Nhe new section includes 30 houses which have been moved from various villages across Romania to the capital. Visitors will be able to find here an inn, a dance area as well as a playground for children visiting the museum. Besides constructions from various areas of Romania visitors will be able to find here a Minorities Alley, featuring a Jewish house from Maramures or an 1896 Saxon house from Sibiu.

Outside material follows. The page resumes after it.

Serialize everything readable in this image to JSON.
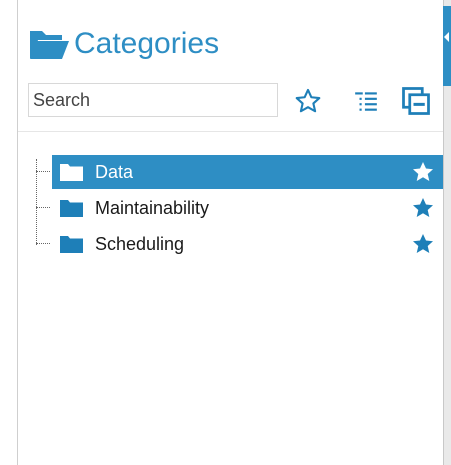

The Village Museum in Bucharest was one of the first open-air ethnographic museums in the country and in Europe. It was established in 1936 following sustained theoretical and field research undertaken by professor Dimitrie Gusti, the founder of the Bucharest Sociology School.When the Bucharest museum opened in the 1930s, only two other such museums existed in Europe: the Skansen Museum in Stockholm, opened in 1891 and the Bigdo Museum in Lillehamer, Norway. In Romania, professor Romulus Vuia had opened in 1929 the Ethnographic Museum of Transylvania in Cluj.
The museum was designed to show visitors the reality of village life, as it was or is lived by the Romanian peasant. At the opening it stood on 6.5 hectares of land and featured 33 authentic complexes, transferred from the researched villages: houses with annexes, a church, technical installations and fountains. One of the oldest constructions that can be admired here dates back to 1775. It is a household from Berbesti, Maramures county. Also among the oldest pieces are an 1800 Hunedoara household and a 1772 wooden church from Dragomiresti, Maramures county.
Besides visiting the patrimony of the museum, the public can sample the permanent exhibition selling items created by anonymous craftsmen: ceramics, textiles, wooden and glass icons, wooden objects, toys and furniture.
The Village Museum is taking part in the Night of the Museums event, when access to the New Village area of the place will be free between 19:00 and 22:00.